There was a buzz of voices in the convent dining room, none of them raised, all animated, argumentative even, discussing the
day’s news, the week’s news, each speaker with a separate ailment that was never discussed
in public except in an earnest invitation to make a joke of it. They were all slightly disabled, by age at least. They had
faces without lines, bent bodies; they were old without protest; a dying breed, who knew they were unbanishable. Oh, for a
life of virtue, free from acquisitive needs, never even
wanting
to house-hunt and full of appreciation for burnt beef. Sarah had learned her manners at this kind of table; she had a certain
gratitude about eating, whatever it was.

‘Once a month, child, you eat with us. You don’t eat enough. Look at the size of you.’ Not once a complaint, or a curiosity
for the outside world. Plenty to talk about, especially the prospect of the Cardinal’s Advent sermons in the cathedral; they
all went, even most of the walking wounded. What happened here was the will of God, illness included. That, and that alone,
was what Sarah abhorred rather than admired. This dependence on the will of another, either divine or sent by the National
Health Service, each couched in inefficacy and mystery. She loved their capacity for acceptance, but she could not revere
it. God was a perverse old man to be indulged, with a passing resemblance to Ernest Matthewson, in her view. Deities and more
temporal authorities begged and deserved the challenge of sheer bloody-minded disobedience.

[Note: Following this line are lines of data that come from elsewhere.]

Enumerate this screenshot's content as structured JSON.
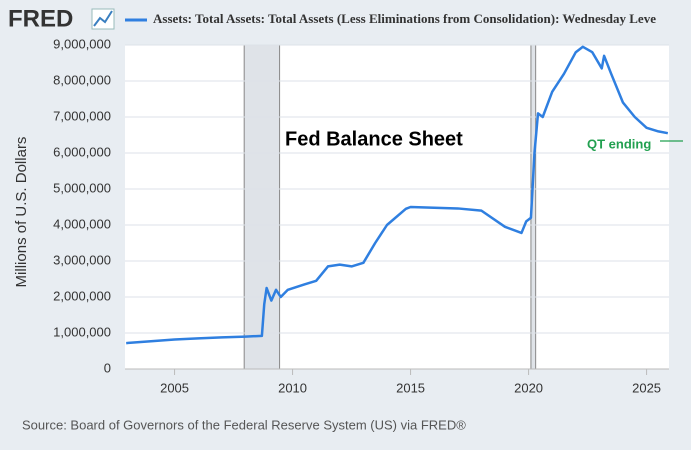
{
  "logo": "FRED",
  "chart_data": {
    "type": "line",
    "x": [
      2002.95,
      2004,
      2005,
      2006,
      2007,
      2008.0,
      2008.7,
      2008.8,
      2008.9,
      2009.1,
      2009.3,
      2009.5,
      2009.8,
      2010.5,
      2011.0,
      2011.5,
      2012,
      2012.5,
      2013,
      2013.5,
      2014,
      2014.8,
      2015,
      2016,
      2017,
      2018,
      2019,
      2019.7,
      2019.9,
      2020.1,
      2020.25,
      2020.4,
      2020.6,
      2021,
      2021.5,
      2022.0,
      2022.3,
      2022.7,
      2023.1,
      2023.2,
      2023.5,
      2024,
      2024.5,
      2025,
      2025.5,
      2025.9
    ],
    "series": [
      {
        "name": "Assets: Total Assets: Total Assets (Less Eliminations from Consolidation): Wednesday Leve",
        "color": "#2f7fe0",
        "values": [
          720000,
          770000,
          820000,
          850000,
          880000,
          900000,
          920000,
          1800000,
          2250000,
          1900000,
          2200000,
          2000000,
          2200000,
          2350000,
          2450000,
          2850000,
          2900000,
          2850000,
          2950000,
          3500000,
          4000000,
          4450000,
          4500000,
          4480000,
          4460000,
          4400000,
          3950000,
          3780000,
          4100000,
          4200000,
          6000000,
          7100000,
          7000000,
          7700000,
          8200000,
          8800000,
          8950000,
          8800000,
          8350000,
          8700000,
          8200000,
          7400000,
          7000000,
          6700000,
          6600000,
          6550000
        ]
      }
    ],
    "recessions": [
      [
        2007.95,
        2009.45
      ],
      [
        2020.1,
        2020.3
      ]
    ],
    "xlim": [
      2002.9,
      2025.95
    ],
    "xticks": [
      2005,
      2010,
      2015,
      2020,
      2025
    ],
    "ylim": [
      0,
      9000000
    ],
    "yticks": [
      0,
      {
        "value": 1000000,
        "label": "1,000,000"
      },
      {
        "value": 2000000,
        "label": "2,000,000"
      },
      {
        "value": 3000000,
        "label": "3,000,000"
      },
      {
        "value": 4000000,
        "label": "4,000,000"
      },
      {
        "value": 5000000,
        "label": "5,000,000"
      },
      {
        "value": 6000000,
        "label": "6,000,000"
      },
      {
        "value": 7000000,
        "label": "7,000,000"
      },
      {
        "value": 8000000,
        "label": "8,000,000"
      },
      {
        "value": 9000000,
        "label": "9,000,000"
      }
    ],
    "y_label": "Millions of U.S. Dollars",
    "grid": true,
    "annotations": [
      "Fed Balance Sheet",
      "QT ending"
    ],
    "source": "Source: Board of Governors of the Federal Reserve System (US) via FRED®"
  }
}
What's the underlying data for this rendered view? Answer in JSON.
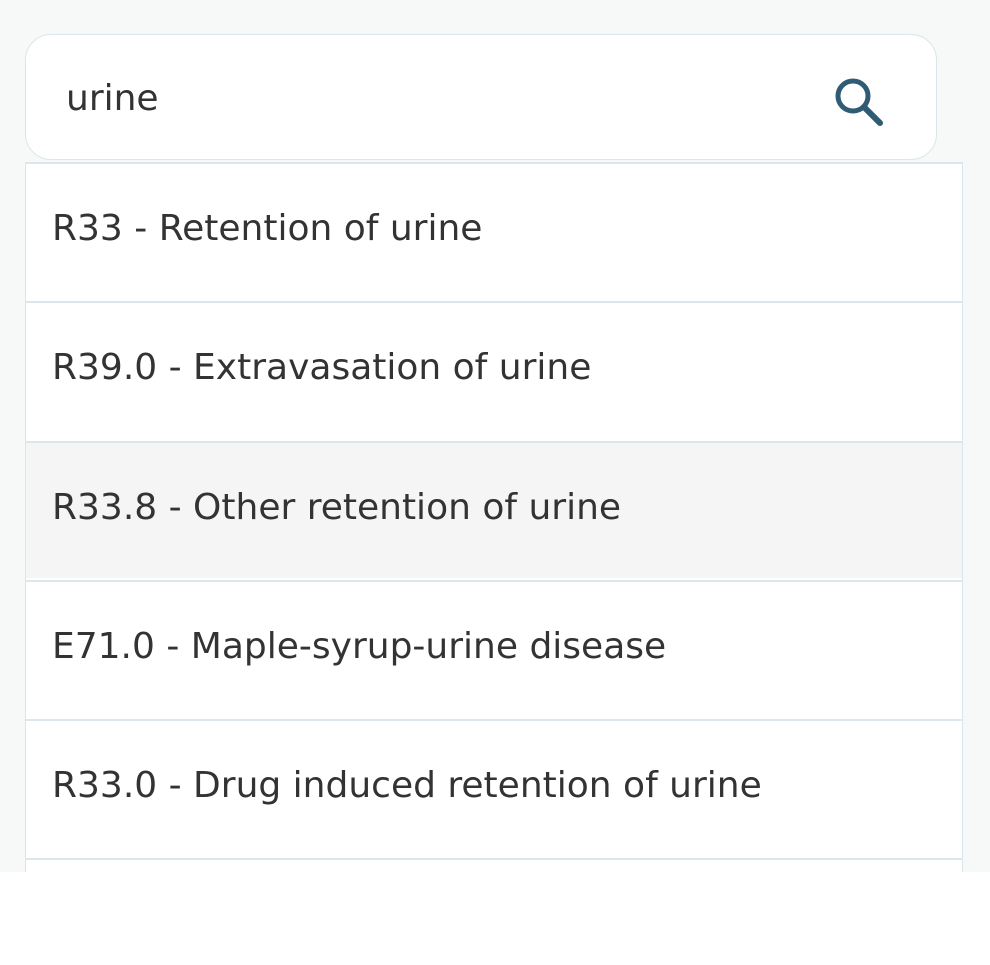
{
  "search": {
    "value": "urine",
    "icon": "search-icon",
    "icon_color": "#2f5b74"
  },
  "results": [
    {
      "label": "R33 - Retention of urine"
    },
    {
      "label": "R39.0 - Extravasation of urine"
    },
    {
      "label": "R33.8 - Other retention of urine",
      "highlighted": true
    },
    {
      "label": "E71.0 - Maple-syrup-urine disease"
    },
    {
      "label": "R33.0 - Drug induced retention of urine"
    }
  ],
  "colors": {
    "text": "#333333",
    "border": "#d9e6ea",
    "highlight": "#f5f5f5"
  }
}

There was a garden of a kind, which sprouted rather than grew, the better for that on a good summer day, not now. These retired
sisters had been too much in the world and moved about too much to find time to cultivate a garden. They were neat and
tidy without being versed in domesticity or horticulture. The front garden doubled as a car park, the garden element revived
from time to time with indoor potted plants and gifts and surviving shrubs, unlike the back area, which no-one noticed until
the nettles reached the height of the dustbins. The heart of the convent was the chapel, where each item was polished and
revered, each statue and seat, shining with the touch of a hundred loving hands.

In the watery sunshine of the afternoon, Sarah noticed that Pauline looked frail, her skin like parchment and her movements
less than brisk. It was only after dark, in electric light, that her deepset eyes looked powerful; for the moment, although
she was the strongest of her contemporaries, she looked an old woman. Until she spoke, and all the authority returned.

‘I’m grateful to you, Sarah,’ she was saying gruffly.

‘Why?’ The statement was surprising. Pauline gave thanks for the existence of this niece in her own prayers, but never in
public. She accepted Sarah’s donations as no more than the convent’s due; took it as conscience money from a heathen. She
never gave thanks for charity, but if it was offered she never missed the chance.